Alternatively, we can compile the model using OpenVino. The Code Block below shows its use, including the Int8 Nightic option using NNCF:
import openvino as ov
import nncf
def openvino_infer_fn(compiled_model):
def infer_fn(batch):
result = compiled_model([batch])[0]
return result
return infer_fn
class RandomDataset(torch.utils.data.Dataset):
def __len__(self):
return 10000
def __getitem__(self, idx):
return torch.randn(3, 224, 224)
quantize_model = False
batch_size = 8
model = get_model()
calibration_loader = torch.utils.data.DataLoader(RandomDataset())
calibration_dataset = nncf.Dataset(calibration_loader)
if quantize_model:
# quantize PyTorch model
model = nncf.quantize(model, calibration_dataset)
ovm = ov.convert_model(model, example_input=torch.randn(1, 3, 224, 224))
ovm = ov.compile_model(ovm)
batch = get_input(batch_size).numpy()
infer_fn = openvino_infer_fn(ovm)
avg_time = benchmark(infer_fn, batch)
print(f"nAverage samples per second: {(batch_size/avg_time):.2f}")

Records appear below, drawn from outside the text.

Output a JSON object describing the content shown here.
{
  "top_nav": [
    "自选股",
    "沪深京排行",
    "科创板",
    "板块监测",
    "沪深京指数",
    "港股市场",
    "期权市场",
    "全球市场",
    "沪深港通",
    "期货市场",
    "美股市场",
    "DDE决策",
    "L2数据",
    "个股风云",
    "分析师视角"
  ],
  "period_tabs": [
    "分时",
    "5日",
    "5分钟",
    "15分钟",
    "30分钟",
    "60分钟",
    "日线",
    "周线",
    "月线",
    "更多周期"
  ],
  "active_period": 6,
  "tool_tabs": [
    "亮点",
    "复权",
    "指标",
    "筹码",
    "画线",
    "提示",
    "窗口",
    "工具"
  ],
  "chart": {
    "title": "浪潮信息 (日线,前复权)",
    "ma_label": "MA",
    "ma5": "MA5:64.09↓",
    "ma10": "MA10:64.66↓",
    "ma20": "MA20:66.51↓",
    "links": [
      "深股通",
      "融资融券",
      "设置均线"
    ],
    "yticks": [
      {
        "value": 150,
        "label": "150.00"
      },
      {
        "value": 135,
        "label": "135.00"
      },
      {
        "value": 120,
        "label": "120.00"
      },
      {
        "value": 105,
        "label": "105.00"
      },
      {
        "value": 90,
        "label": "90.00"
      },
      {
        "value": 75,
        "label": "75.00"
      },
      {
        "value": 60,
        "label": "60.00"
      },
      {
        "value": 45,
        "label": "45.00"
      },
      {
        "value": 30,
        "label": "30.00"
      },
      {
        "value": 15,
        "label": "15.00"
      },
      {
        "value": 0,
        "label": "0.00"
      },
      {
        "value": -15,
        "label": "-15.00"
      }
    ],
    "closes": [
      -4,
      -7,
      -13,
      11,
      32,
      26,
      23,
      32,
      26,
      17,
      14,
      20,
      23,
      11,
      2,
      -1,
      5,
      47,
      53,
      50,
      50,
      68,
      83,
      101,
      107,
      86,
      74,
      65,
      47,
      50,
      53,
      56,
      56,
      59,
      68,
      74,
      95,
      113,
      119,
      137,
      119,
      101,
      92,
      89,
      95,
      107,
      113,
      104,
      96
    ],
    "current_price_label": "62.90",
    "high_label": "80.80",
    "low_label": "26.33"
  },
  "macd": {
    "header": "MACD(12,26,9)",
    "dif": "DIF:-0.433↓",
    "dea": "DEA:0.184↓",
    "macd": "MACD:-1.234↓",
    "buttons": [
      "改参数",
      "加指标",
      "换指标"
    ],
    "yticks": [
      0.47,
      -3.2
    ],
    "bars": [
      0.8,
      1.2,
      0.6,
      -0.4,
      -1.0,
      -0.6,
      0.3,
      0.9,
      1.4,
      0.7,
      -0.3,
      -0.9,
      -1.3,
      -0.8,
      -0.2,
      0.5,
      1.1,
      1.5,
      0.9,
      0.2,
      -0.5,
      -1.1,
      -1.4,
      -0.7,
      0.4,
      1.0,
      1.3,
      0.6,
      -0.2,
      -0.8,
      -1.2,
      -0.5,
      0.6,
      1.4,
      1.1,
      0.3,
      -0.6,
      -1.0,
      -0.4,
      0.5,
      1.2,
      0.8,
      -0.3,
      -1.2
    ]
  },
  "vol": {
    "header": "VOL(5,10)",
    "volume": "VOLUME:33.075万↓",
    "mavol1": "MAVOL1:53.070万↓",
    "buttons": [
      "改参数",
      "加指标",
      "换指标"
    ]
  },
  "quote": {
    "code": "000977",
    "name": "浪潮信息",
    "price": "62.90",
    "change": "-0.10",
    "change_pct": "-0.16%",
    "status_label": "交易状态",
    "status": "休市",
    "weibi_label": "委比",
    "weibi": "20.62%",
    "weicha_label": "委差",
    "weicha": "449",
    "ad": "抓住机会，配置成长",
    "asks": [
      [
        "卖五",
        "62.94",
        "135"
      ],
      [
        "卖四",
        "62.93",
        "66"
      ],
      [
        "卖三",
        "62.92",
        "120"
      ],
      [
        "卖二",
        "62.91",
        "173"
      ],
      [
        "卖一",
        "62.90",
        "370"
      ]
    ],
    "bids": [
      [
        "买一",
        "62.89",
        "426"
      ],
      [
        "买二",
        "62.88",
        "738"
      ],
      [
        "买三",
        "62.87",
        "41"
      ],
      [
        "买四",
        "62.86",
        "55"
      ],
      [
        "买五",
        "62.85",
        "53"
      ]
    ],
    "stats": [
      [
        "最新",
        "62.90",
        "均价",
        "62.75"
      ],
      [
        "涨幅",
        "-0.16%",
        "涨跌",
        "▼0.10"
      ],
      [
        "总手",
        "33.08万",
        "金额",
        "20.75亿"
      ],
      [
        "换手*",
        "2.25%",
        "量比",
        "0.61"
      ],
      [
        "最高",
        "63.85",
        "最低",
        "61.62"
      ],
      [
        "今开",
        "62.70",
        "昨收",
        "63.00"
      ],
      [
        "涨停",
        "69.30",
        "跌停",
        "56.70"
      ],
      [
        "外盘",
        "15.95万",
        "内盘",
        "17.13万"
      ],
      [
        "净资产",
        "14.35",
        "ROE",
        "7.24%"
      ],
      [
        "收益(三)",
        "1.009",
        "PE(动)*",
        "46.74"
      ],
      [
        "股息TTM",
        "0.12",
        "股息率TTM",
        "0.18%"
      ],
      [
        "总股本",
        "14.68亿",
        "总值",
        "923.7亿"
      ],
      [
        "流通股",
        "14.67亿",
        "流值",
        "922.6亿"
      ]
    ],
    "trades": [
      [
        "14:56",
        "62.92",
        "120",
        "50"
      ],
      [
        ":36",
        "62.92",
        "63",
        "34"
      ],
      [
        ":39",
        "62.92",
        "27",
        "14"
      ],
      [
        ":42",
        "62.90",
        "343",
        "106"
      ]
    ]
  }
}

In the case of our toy model, the OpenVino integration has achieved an additional fulfillment of the error to 63.48 SPS, but the NNCF value is disappointing, resulting in just 55.18 SPS.
The result
The results of our tests are summarized in the table below:

Like ours, we sought our tests on the second model – the Vision Transformer (VIT) from the library of Timm – to show that the effect of the calculation of the time discussed in detail can vary with the availability and details of the model. The results are captured below:

To put it briefly
In this post, we reviewed some simple usability techniques and applied them to two toy pytorch models. As the results showed, the impact of each optimization step can vary depending on the details of the model, and the journey to optimal performance can take many different paths. The steps we presented in this post were just an appetizer; There is no doubt that most of the people who work well can open up to a greater performance.
Along the way, we noted many AI / ML libraries that have introduced deep support for the Graviton architecture, as well as a visible community-wide effort to improve performance. The profitable performance we have achieved, combined with this clear dedication, proves that Groviton aws are firmly in the 'big leagues' when it comes to good AI / ML tasks.